Si el Caudillo triunfó en el arte de la pesca, ¿acaso no era él un caudillo local? ¿No le rendían pleitesía sus paisanos con la misma devoción con que la rindieron en su día al mismísimo salvador de la patria? Pues, entonces, había que tomar medidas. Por duras que éstas fuesen siempre estarían justificadas vista la altura de miras perseguida: ser un ejemplo para el pueblo. Un ejemplo de lucha frente a la naturaleza salvaje, un ejemplo de constancia y entrega constante y, lo más importante, un ejemplo de victorias ininterrumpidas frente al enemigo. Que eso eran los conejos y demás animales: feroces enemigos que destrozan las cosechas con su salvaje voracidad.
¿Quién se comía los garbanzos antes de madurar? Los conejos. ¿Quién se zampaba el trigo y la cebada cuando aún resplandecían en las enhiestas espigas? Las palomas y las perdices. ¿Quién se embuchaba las brillantes y hermosas aceitunas de su olivar? Los salvajes zorzales. Así pues, ¿qué eran conejos, palomas, perdices y zorzales? Enemigos del pueblo, destructores de las riquezas que Dios puso en manos del hombre. Comunistas, como diría el Caudillo si aún respirase. Si luchando contra judíos, comunistas y masones Franco consagró a España como reserva espiritual de occidente, él estaba obligado moralmente a seguir su ejemplo. Y si con ello llegaba a despertar en Villa Bermeja el mismo respeto y admiración que su fascinante líder, entonces, miel sobre hojuelas.
Después de aquel soliloquio, que duró toda una noche, con las primeras luces del alba don Pedro amaneció a la realidad. Había llegado la hora de actuar. Si el otro caudillo fue el Gran Pescador de salmones ¿por qué no iba él a convertirse en el Gran Cazador?
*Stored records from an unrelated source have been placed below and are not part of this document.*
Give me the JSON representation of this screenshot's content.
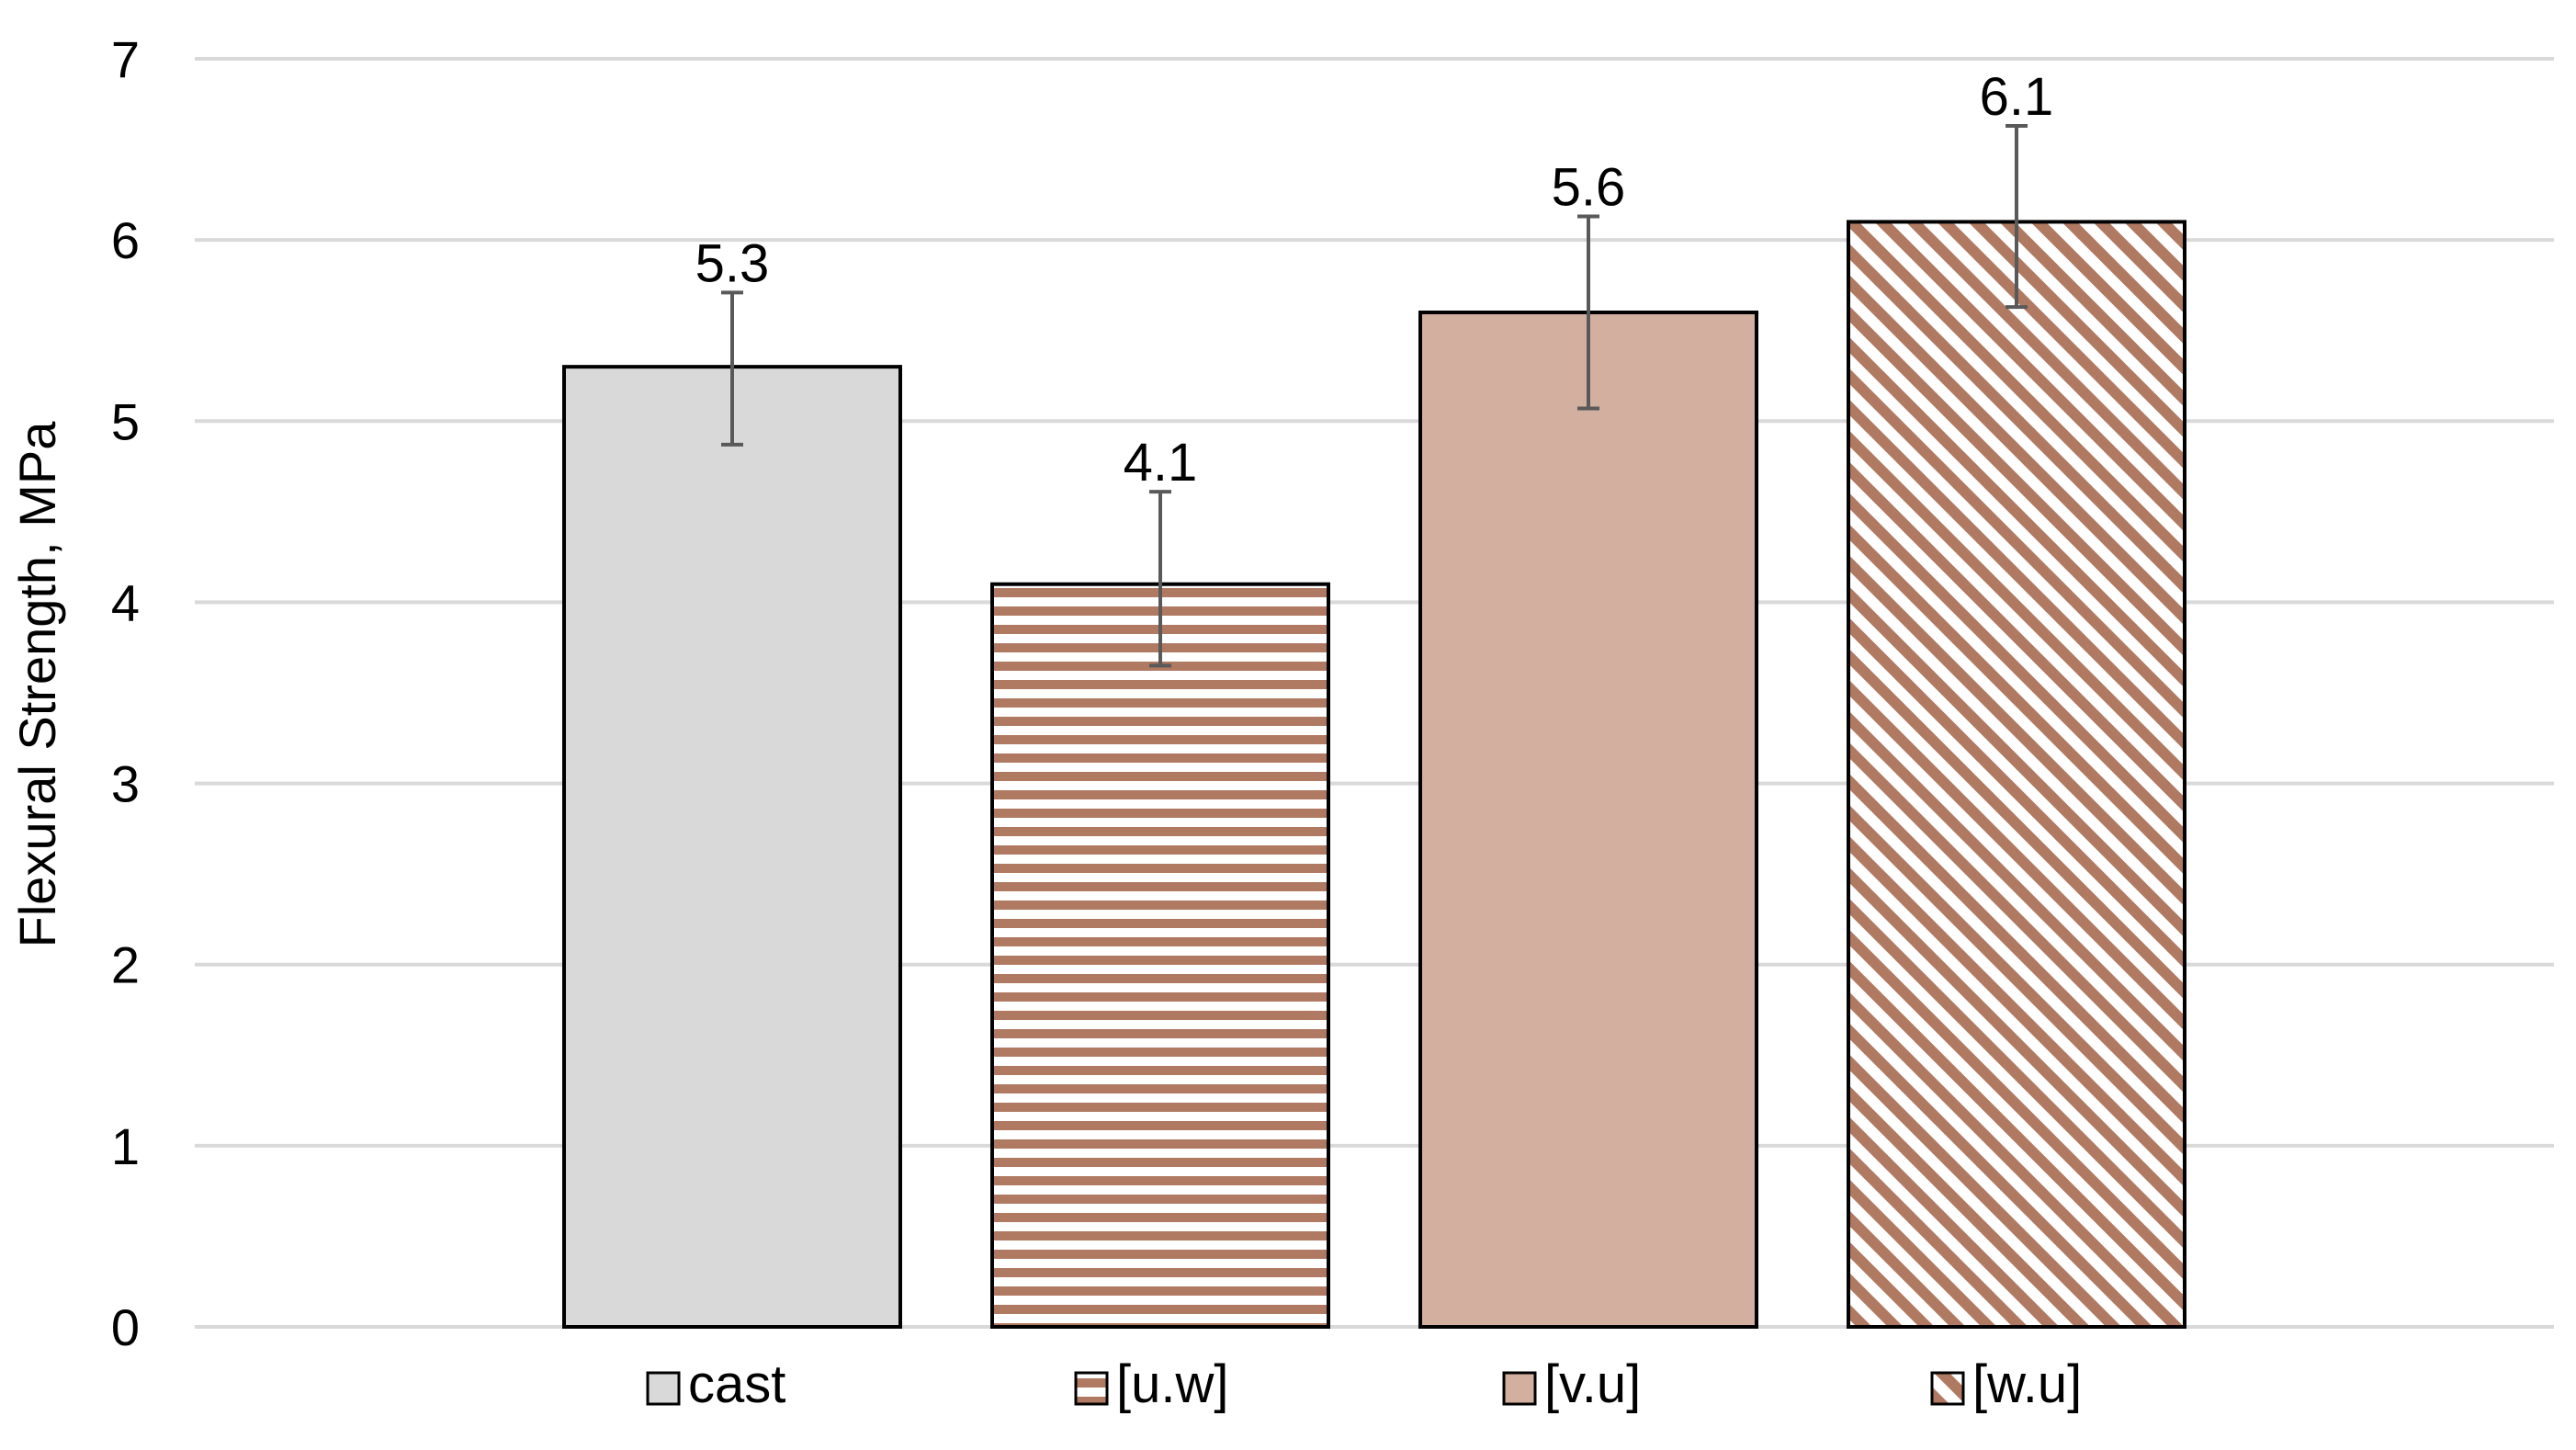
{
  "chart_data": {
    "type": "bar",
    "categories": [
      "cast",
      "[u.w]",
      "[v.u]",
      "[w.u]"
    ],
    "values": [
      5.3,
      4.1,
      5.6,
      6.1
    ],
    "value_labels": [
      "5.3",
      "4.1",
      "5.6",
      "6.1"
    ],
    "error_low": [
      4.87,
      3.65,
      5.07,
      5.63
    ],
    "error_high": [
      5.71,
      4.61,
      6.13,
      6.63
    ],
    "ylabel": "Flexural Strength, MPa",
    "xlabel": "",
    "title": "",
    "ylim": [
      0,
      7
    ],
    "yticks": [
      "0",
      "1",
      "2",
      "3",
      "4",
      "5",
      "6",
      "7"
    ],
    "grid": true,
    "legend_position": "bottom",
    "legend": [
      "cast",
      "[u.w]",
      "[v.u]",
      "[w.u]"
    ],
    "colors": {
      "cast": "#d9d9d9",
      "wood": "#d3afa0",
      "hatch": "#b07a62",
      "grid": "#d9d9d9",
      "error_bar": "#595959",
      "outline": "#000000"
    },
    "patterns": [
      "solid-gray",
      "horizontal-stripes",
      "solid-tan",
      "diagonal-stripes"
    ]
  }
}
Dicho y hecho. La del alba sería cuando nuestro hidalgo cazador tomó su coche y enfiló la autopista. Tres horas más tarde vislumbró en la distancia el ansiado letrero:
GRANJA LA LIEBRE
Cría y venta de animales de caza
Una amplia explanada ofrecía su hospitalidad al vehículo de don Pedro. El ilustre cazador aparcó el todoterreno, observó sigilosamente el interior del local a través de una de las ventanas, entreabrió discretamente la puerta de entrada y asomó el morro olfateando discretamente para comprobar que no había vecinos ni conocidos. Volvió al coche, sacó tres grandes jaulones y regresó al local.
-Buenas tardes, veo que viene usted dispuesto a llevarse media granja.
-Más o menos.
-¿Qué le interesa?
-Todo, amigo, todo: liebres, conejos, perdices, tórtolas…
-¿Las quiere ya sacrificadas y limpias? Las tenemos listas para el congelador.
-Nada de eso: vivitas y coleando. Y de camino, pienso para dos meses.
Una hora más tarde, don Pedro tomaba el camino de regreso al hogar. Más concretamente, hacia una finquita recién adquirida perteneciente al término municipal de un pueblecito cercano, y de cuya existencia no tenía conocimiento ni el mismísimo Silverio, su hombre de confianza.
Llegó a su nueva propiedad, metió el coche en el patio y, después de echar un vistazo por todo el contorno, se cercioró de que no había sido observado por nadie. A continuación cerró la puerta y haciendo un esfuerzo sobrehumano fue sacando las jaulas.
Se acabó el ir soltando dinero por todas partes, con un poco de suerte, algunos criarán y todo, se dijo después de dar suelta a los animales en el corral.
Durante varios meses, el negocio marchó sobre ruedas. Hasta que un día Silverio bajó al pueblo a comprar viandas. Antes de regresar a El Acebuchal, tuvo la ocurrencia de detenerse en Casa Blas a tomarse una copichuela.
-A las buenas tardes, don Blas y la compaña.
-Buenas tardes, respondieron a una los contertulios.
Durante unos brevísimos segundos, la taberna se quedó tan silenciosa que se oía el vuelo de una mosca.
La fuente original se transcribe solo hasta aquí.